En mi caso personal, puedo dar testimonio de que en casa tuvimos casi siempre la alegre y solidaria compañía de unas pocas como diminutas mascotas. Eran, más bien, animalitos sin vistosos apellidos, sin rimbombante prosapia; ellos carecían del llamado pedigrí; fueron ejemplares que un buen día asomaron en casa por acción generosa de algún alma caritativa, o porque alguien se encontró con un ejemplar famélico en el zaguán de la casa de la abuela y luego se tomó la molestia de adoptarlo y protegerlo; lo hizo sustrayendo, más tarde, algo de los platos de los demás para completar una furtiva y perruna “escudilla” de comida.
Y así fue como llegaron, y ya se quedaron para corretear en casa, la Pelusa, la Estrellita y un tal Yanko (o Janko, con nombre de personaje de radionovela). No eran feos, pero las malas lenguas -probable versión antigua de la actual “prensa corrupta”- habían diseminado la información de su abominable estigma; el de que, esos ordinarios y poco distinguidos ejemplares, no representaban a una raza caracterizada por su linaje; sino que, siendo lo que la alta sociedad llamaba como “perros runas”, no solo que carecían de un certificado que respalde su inscripción, sino que eran de tan bastarda ralea, y de raza tan mezclada, que no había para qué ponerse a escarbar si poseían alcurnia, casta o abolengo.
Todos fueron animalitos blancos y encrespados, siempre pequeños de tamaño e inquietos en extremo. Supongo que sus nombres han de haber surgido luego de continuas discusiones y de prolongados e insistentes referéndums. Talvez desde entonces ya denunciábamos nuestra inveterada falta de imaginación, ya que casi siempre insistíamos en la inútil ocurrencia de repetir, a la manera de los Césares, unos apelativos que quizás habríamos vislumbrado que eran apropiados para nombrar a aquel ejemplar al que venían a reemplazar: uno al que la fámula de ocasión -servicial, piadosa y obediente- había prometido enterrar en el recoleto barrio donde creíamos que existía, a manera de camposanto, un espacio diferente…
Los primos, mientras tanto, criaban unos feroces e insobornables mastines que se disponían a destrozar a dentelladas al más temerario, arriesgado y dispuesto de sus vecinos. Casi siempre bautizaron a esas fieras de Lobo o de Tarzán, o con algún nombre amedrentador que sonaba parecido.
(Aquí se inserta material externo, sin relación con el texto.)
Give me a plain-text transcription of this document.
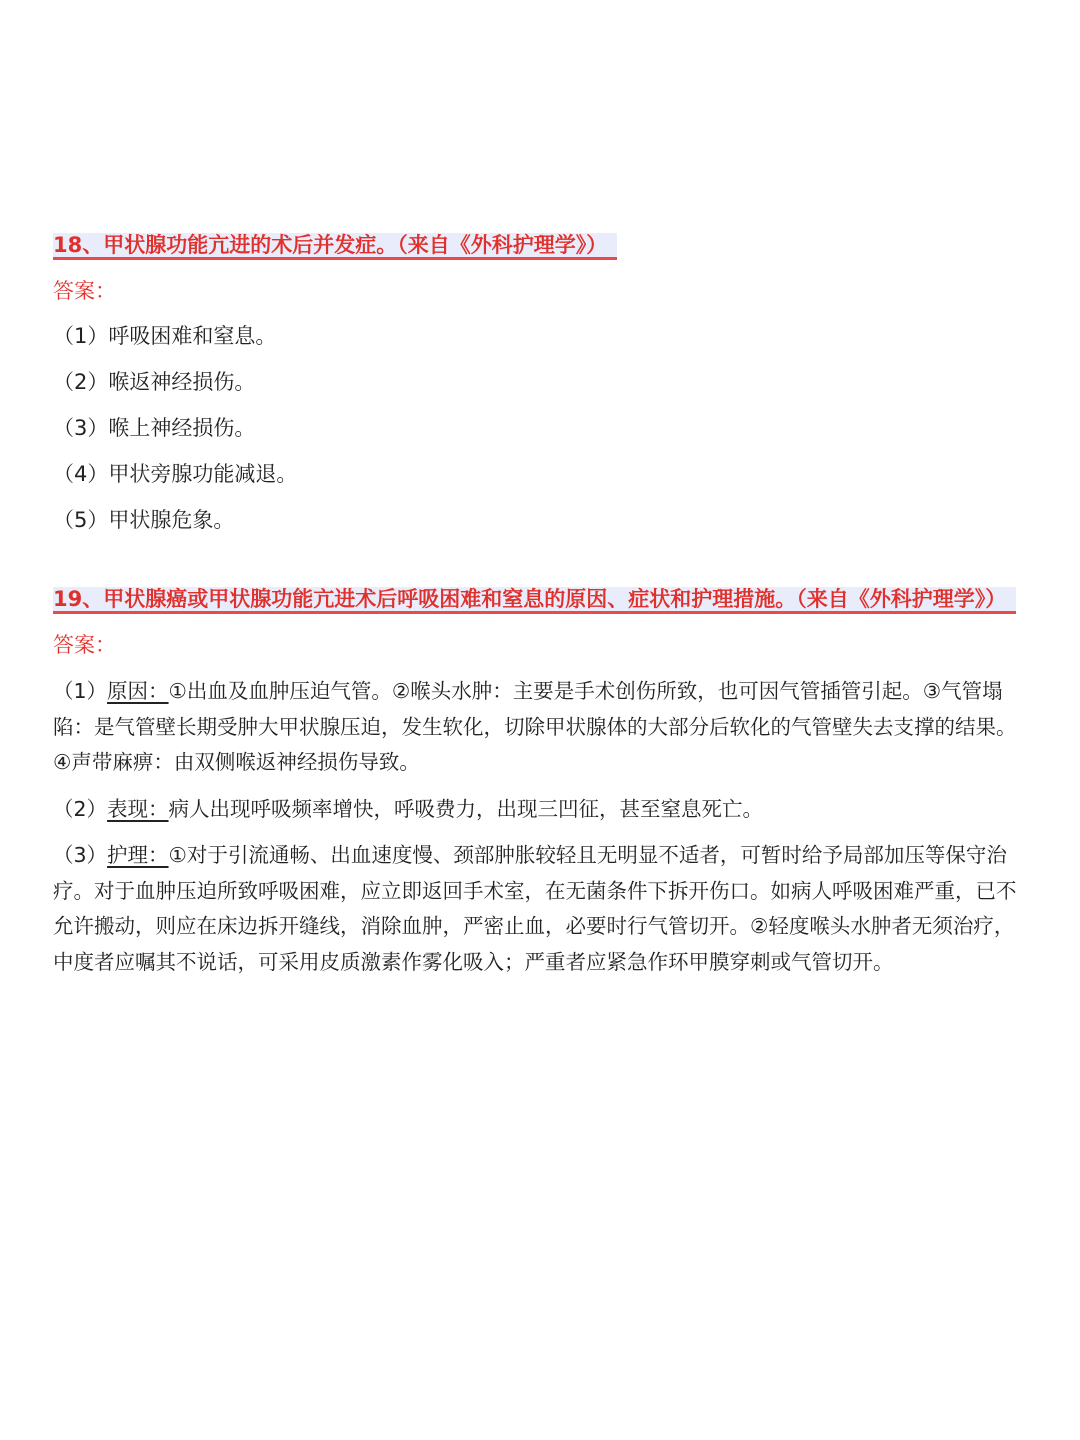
18、甲状腺功能亢进的术后并发症。（来自《外科护理学》）

答案：

（1）呼吸困难和窒息。

（2）喉返神经损伤。

（3）喉上神经损伤。

（4）甲状旁腺功能减退。

（5）甲状腺危象。

19、甲状腺癌或甲状腺功能亢进术后呼吸困难和窒息的原因、症状和护理措施。（来自《外科护理学》）

答案：

（1）原因：①出血及血肿压迫气管。②喉头水肿：主要是手术创伤所致，也可因气管插管引起。③气管塌陷：是气管壁长期受肿大甲状腺压迫，发生软化，切除甲状腺体的大部分后软化的气管壁失去支撑的结果。④声带麻痹：由双侧喉返神经损伤导致。

（2）表现：病人出现呼吸频率增快，呼吸费力，出现三凹征，甚至窒息死亡。

（3）护理：①对于引流通畅、出血速度慢、颈部肿胀较轻且无明显不适者，可暂时给予局部加压等保守治疗。对于血肿压迫所致呼吸困难，应立即返回手术室，在无菌条件下拆开伤口。如病人呼吸困难严重，已不允许搬动，则应在床边拆开缝线，消除血肿，严密止血，必要时行气管切开。②轻度喉头水肿者无须治疗，中度者应嘱其不说话，可采用皮质激素作雾化吸入；严重者应紧急作环甲膜穿刺或气管切开。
Sospecho que no siempre los alimentaron con cristiana regularidad, solo para conseguir esa alegría que a ellos les proporcionaba el observar las demenciales persecuciones a que nos sometían esos, sus sanguinarios cancerberos favoritos. Los otros primos, sin embargo, los que vivían más allá, eran dueños de un animalito callejero y desgarbado, de raza indefinida y descolorido pelaje; le conocían como Cholo, con lo que inútil hubiese sido ocultar su condición de menguada calidad y su modesto origen peregrino.
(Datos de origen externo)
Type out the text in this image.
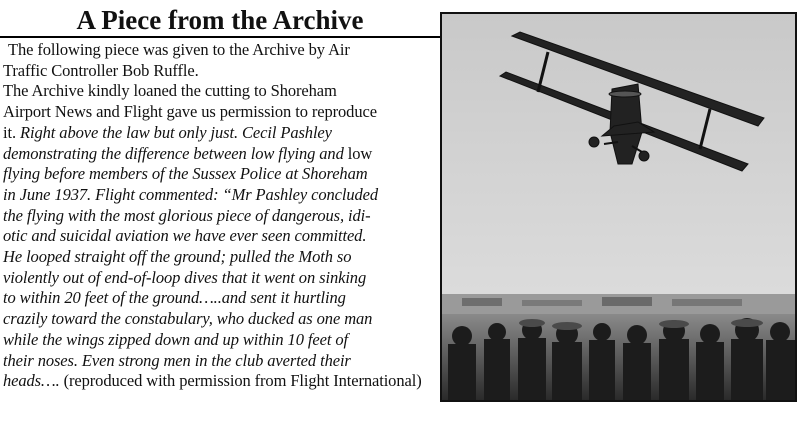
A Piece from the Archive
The following piece was given to the Archive by Air
Traffic Controller Bob Ruffle.
The Archive kindly loaned the cutting to Shoreham
Airport News and Flight gave us permission to reproduce
it. Right above the law but only just. Cecil Pashley
demonstrating the difference between low flying and low
flying before members of the Sussex Police at Shoreham
in June 1937. Flight commented: “Mr Pashley concluded
the flying with the most glorious piece of dangerous, idi-
otic and suicidal aviation we have ever seen committed.
He looped straight off the ground; pulled the Moth so
violently out of end-of-loop dives that it went on sinking
to within 20 feet of the ground…..and sent it hurtling
crazily toward the constabulary, who ducked as one man
while the wings zipped down and up within 10 feet of
their noses. Even strong men in the club averted their
heads…. (reproduced with permission from Flight International)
Pasado el tiempo, cuando ya formé mi propio hogar, habrían de llegar la Mey y esos otros dos que obedecieron al mismo nombre de Frisco (uno era un Chow y el otro un albino Samoyedo que se convirtió en el compañero de mis hijos); luego habrían de aparecer la fiel Chuleta y una tal Sabrina. Más tarde, otra perra llamada Blanch habría de convertirse en un efímero y travieso ejemplar, cuyos ímpetus nerviosos y efusivos, habrían pronto de terminar en el triste destino de un arrollamiento repentino. Ese habría de ser el más postrero de los intentos que hicimos por apaciguar a aquel brioso como impulsivo animal. Por ello fue que, más tarde, habríamos de transigir ante el mimo regalón con que a una horrible mascota solían malcriar, sin asomo de pudor, nuestros más cercanos amigos!
Y es que existe por ahí, un perrito deslucido y feo en particular; sus dueños lo llaman “Pojke” (se pronuncia Poique y quiere decir “chico” en escandinavo). Este tiene, además de su escaso atractivo, la injusta fortuna de ser un espécimen adulado y consentido. Mis amigos lo creen lindo; mas, el pobre tiene una atroz facha de trapeador de pisos! Una mancha en la mitad de su faz es lo que tiene por hocico; y detrás de sus ensortijadas greñas esconde unos ojos de parsimonioso mirar que parecen eludir toda suerte de compromiso. Ese perro ni siquiera sabe ladrar; porque ya se ha dado cuenta que no le hace falta! Para qué va a ladrar, si ya ha caído en la cuenta de que lo tienen malcriado y consentido! Woof, woof!